I used to drop my two young sons off at our neighborhood elementary school each morning. They would run down the hill to the playground to join their friends. I sat in my car and watched them until the bell rang announcing the beginning of the school day and both my sons passed over the threshold into the school building.
I assumed they were safe once they were inside. It was a different time.
After that, we moved as missionaries to Europe and our sons
attended European schools.
As I try to contemplate the killings in Uvalde TX that left 19 children and two teachers dead along with the perpetrator, my mind is overwhelmed, and my heart is does numb at the horror of the carnage. I think about my two little boys entering Woodland Elementary School in Mansfield OH.
I think about the trust I placed in that school, the city that ran it,
the elected State and national officials whose job it was to do all that was
humanly possible to protect my sons so they could grow into the fine adults
they have become. I trusted my community
and my nation to cherish and protect my little boys.
Then I think about the 19 dead children and two dead
teachers in Uvalde TX, and I cannot understand why we allow this to continue to
keep happening.
I use the word “allow” intentionally. We are prone to become dispirited and think
this cannot change. We wring our hands
and ask ourselves what could possibly be done to stop this.
There are proven demonstrated ways to reduce mass killings. Simple logic suggests some actions.
My grandfather gave me a single-shot-bolt-action rifle when
I was a boy. It could be lethal, but it
would take a long time to kill 21 people in a school in Texas or 10 people in a
Tops store in Buffalo.
Later in life, I visited the Cu Chi Tunnels Memorial Park in
Vietnam while on a mission assignment teaching Vietnamese pastors. They had a shooting range at the tunnels
where you could purchase ammunition and fire a weapon used during the war in
Vietnam. I purchased a cache of
ammunition, and the attendant loaded it into a Kalashnikov. I pulled the
trigger.

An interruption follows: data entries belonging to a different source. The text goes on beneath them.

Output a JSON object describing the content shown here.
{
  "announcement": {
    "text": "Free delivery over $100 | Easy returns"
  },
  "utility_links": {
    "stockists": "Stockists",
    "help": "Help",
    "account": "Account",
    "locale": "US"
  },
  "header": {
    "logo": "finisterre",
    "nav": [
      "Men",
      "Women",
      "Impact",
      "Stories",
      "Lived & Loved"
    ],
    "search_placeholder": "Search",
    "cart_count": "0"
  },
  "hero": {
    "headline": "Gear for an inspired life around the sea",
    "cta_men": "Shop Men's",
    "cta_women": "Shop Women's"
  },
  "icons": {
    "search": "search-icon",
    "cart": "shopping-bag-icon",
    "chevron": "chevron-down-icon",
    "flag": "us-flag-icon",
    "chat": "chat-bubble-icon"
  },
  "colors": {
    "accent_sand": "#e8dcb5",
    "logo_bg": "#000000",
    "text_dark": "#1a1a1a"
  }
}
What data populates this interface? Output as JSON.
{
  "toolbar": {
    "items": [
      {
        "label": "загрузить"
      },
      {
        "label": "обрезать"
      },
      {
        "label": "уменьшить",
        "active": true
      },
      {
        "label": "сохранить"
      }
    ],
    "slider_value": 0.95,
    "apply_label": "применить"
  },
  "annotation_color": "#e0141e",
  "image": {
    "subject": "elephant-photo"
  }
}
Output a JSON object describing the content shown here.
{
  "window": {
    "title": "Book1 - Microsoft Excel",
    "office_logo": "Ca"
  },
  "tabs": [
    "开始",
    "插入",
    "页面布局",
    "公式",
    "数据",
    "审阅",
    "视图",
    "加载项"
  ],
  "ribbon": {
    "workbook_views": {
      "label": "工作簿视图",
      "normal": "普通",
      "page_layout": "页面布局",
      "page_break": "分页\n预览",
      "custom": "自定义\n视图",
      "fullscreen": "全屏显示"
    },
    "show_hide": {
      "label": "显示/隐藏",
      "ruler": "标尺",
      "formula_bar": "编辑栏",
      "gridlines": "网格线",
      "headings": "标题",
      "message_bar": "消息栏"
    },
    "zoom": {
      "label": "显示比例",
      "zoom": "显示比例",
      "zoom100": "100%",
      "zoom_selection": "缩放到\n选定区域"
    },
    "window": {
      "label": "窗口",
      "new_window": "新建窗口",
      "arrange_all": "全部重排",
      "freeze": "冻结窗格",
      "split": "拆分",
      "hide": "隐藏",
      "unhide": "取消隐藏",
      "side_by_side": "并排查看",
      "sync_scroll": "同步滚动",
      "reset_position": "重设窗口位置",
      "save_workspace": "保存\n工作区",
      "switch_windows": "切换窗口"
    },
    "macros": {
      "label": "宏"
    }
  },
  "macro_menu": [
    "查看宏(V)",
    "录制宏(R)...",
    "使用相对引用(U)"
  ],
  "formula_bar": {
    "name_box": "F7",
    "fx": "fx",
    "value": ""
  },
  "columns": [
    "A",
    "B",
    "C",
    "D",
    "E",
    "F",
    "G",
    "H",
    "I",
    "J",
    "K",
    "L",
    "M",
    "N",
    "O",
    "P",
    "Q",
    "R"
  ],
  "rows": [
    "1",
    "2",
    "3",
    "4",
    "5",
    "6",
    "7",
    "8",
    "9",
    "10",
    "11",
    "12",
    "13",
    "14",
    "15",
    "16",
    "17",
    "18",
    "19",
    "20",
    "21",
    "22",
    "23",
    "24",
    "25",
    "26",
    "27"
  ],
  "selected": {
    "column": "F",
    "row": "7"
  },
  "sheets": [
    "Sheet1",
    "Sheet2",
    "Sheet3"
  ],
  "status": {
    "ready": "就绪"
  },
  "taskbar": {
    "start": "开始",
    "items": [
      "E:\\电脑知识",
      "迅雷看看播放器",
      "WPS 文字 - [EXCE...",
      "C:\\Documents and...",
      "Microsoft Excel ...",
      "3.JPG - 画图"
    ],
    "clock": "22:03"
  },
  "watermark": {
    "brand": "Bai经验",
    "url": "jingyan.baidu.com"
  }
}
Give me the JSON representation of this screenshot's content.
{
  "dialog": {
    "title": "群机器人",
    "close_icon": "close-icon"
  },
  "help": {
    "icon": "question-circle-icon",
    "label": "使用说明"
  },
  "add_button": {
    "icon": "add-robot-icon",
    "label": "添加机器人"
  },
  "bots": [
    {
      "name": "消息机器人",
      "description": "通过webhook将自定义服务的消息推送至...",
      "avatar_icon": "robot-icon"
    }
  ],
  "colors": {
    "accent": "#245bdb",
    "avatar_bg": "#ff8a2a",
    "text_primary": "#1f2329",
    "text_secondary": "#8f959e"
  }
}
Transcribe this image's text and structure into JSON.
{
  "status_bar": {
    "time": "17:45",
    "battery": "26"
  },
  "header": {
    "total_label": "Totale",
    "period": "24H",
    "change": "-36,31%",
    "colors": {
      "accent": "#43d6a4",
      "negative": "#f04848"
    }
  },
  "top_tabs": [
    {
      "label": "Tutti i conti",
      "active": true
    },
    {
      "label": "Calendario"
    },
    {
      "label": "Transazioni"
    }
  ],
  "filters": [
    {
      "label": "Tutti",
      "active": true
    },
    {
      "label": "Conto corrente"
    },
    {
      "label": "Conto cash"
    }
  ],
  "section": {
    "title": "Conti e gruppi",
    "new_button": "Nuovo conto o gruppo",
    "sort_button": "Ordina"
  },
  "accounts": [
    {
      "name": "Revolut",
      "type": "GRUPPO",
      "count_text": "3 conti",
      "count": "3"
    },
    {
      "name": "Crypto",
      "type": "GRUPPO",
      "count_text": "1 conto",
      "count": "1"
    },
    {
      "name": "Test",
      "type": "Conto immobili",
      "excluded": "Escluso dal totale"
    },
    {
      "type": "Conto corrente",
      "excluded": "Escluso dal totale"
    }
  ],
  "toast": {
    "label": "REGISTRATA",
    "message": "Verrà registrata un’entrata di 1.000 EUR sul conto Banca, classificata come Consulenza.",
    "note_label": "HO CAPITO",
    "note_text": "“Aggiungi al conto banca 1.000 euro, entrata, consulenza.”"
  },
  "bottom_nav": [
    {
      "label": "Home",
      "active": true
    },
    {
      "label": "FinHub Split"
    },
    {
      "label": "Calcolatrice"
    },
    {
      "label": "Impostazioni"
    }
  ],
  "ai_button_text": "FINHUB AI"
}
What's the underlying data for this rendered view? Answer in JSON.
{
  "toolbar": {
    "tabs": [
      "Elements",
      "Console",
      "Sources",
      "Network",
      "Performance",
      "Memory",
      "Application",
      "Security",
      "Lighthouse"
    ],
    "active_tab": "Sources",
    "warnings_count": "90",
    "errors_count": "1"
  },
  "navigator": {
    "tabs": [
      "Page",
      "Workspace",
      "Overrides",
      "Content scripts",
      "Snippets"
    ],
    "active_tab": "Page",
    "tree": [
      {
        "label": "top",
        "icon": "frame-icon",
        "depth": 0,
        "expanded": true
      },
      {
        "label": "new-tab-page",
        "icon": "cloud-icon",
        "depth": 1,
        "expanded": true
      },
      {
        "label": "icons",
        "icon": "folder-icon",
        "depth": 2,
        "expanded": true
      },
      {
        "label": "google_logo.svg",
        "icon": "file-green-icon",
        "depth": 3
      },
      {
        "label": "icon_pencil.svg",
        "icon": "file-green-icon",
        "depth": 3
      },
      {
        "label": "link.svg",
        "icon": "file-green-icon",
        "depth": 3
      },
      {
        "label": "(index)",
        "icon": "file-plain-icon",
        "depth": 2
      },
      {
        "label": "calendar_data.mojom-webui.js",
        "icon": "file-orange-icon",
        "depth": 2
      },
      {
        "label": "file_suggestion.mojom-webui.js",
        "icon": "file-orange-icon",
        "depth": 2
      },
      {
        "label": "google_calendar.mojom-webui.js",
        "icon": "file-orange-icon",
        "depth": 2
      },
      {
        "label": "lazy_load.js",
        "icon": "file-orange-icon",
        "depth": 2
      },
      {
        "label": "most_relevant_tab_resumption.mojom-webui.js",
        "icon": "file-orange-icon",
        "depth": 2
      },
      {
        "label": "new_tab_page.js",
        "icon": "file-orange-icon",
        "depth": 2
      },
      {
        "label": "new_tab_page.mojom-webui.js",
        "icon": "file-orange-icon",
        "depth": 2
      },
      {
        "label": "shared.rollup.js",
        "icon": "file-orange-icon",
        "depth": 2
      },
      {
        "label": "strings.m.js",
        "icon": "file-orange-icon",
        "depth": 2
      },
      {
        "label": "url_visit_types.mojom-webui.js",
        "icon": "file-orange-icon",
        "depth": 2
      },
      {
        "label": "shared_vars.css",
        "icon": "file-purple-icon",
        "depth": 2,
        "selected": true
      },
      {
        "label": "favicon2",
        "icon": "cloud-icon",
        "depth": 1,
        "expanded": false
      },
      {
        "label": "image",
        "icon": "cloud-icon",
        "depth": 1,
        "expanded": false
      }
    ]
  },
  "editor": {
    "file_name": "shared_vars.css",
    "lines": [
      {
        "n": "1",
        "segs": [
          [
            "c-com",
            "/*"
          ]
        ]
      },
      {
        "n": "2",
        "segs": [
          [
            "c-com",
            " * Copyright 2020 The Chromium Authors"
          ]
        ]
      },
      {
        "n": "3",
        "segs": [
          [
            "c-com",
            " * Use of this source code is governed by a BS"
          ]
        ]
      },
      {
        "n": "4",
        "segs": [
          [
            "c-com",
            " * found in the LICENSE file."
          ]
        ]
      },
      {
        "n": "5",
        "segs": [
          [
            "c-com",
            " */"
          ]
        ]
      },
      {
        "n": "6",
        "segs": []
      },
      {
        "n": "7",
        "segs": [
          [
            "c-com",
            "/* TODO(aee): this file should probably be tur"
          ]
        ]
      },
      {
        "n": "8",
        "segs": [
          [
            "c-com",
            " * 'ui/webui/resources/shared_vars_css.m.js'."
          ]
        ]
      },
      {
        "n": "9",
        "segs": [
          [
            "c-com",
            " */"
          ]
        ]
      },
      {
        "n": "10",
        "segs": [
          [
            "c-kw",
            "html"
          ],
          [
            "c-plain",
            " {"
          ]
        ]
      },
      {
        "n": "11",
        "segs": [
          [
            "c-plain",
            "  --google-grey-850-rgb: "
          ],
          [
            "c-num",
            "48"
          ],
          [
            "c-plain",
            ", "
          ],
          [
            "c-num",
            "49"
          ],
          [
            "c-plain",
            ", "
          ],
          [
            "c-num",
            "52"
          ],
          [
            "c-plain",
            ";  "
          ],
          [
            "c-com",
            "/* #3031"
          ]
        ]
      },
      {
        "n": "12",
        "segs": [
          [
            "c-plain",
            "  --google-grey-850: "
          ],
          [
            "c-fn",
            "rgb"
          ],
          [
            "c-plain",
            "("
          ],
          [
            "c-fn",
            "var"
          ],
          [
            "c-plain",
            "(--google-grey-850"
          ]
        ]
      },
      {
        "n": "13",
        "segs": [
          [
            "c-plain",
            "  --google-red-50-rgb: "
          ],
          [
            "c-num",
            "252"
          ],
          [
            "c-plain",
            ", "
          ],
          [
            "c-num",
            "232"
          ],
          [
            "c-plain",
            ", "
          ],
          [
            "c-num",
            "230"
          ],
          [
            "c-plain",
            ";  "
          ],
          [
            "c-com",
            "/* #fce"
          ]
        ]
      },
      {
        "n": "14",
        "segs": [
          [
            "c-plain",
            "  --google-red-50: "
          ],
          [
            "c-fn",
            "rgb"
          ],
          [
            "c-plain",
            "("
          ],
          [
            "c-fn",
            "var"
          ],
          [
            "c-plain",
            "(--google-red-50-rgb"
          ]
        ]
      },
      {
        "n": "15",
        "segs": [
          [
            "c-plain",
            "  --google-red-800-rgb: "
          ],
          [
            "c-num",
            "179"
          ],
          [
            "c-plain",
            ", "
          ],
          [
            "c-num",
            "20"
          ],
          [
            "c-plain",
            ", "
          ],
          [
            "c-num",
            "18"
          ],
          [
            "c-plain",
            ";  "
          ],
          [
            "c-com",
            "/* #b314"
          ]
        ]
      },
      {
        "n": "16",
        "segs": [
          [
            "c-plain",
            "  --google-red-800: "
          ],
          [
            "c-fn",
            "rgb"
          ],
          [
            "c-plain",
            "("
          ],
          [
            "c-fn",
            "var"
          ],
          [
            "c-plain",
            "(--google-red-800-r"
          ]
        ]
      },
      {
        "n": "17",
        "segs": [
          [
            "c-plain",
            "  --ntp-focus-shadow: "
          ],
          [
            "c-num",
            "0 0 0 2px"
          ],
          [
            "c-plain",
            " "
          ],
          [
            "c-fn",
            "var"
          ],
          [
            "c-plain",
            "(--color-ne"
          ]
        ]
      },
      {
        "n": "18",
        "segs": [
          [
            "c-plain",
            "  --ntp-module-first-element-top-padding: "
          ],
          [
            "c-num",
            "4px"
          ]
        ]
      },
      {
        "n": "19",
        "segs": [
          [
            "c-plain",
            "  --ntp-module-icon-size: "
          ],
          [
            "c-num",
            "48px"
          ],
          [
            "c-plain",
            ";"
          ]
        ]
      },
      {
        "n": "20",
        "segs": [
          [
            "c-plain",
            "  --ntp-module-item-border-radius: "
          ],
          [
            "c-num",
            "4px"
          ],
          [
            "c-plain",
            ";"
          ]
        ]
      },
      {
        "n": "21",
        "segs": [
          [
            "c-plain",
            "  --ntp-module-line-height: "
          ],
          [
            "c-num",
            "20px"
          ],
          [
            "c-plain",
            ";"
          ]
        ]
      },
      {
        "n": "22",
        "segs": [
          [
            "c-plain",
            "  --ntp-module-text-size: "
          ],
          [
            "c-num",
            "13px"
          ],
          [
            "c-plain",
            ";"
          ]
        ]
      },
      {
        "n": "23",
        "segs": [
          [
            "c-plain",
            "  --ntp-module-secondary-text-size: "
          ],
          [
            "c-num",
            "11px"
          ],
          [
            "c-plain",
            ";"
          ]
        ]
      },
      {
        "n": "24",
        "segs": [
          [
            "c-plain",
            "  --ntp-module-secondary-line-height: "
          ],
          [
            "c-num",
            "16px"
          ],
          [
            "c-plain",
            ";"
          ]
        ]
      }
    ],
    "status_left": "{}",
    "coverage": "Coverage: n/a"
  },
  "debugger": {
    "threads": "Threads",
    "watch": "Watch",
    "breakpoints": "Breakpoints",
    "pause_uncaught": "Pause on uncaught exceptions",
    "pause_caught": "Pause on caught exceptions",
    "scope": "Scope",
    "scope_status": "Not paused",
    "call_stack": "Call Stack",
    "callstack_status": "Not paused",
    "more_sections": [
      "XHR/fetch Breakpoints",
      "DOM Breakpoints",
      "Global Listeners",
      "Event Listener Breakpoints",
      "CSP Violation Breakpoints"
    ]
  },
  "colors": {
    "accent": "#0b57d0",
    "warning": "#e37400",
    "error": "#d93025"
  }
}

Before I even realized the gun was firing, I had spent all my
ammunition. It was a costly 2 seconds or
so.
Even a weapons novice like me can see this as a cautionary
tale.
In the face of these inconceivably horrific shootings, the
worst thing we can do is simply accept this as an inevitable part of life in
America and go on about our business.
James writes: Whoever
knows what is right to do and fails to do it, for them this is sin
(4:17). When the lives of children are
at stake, it is important to give things the proper name.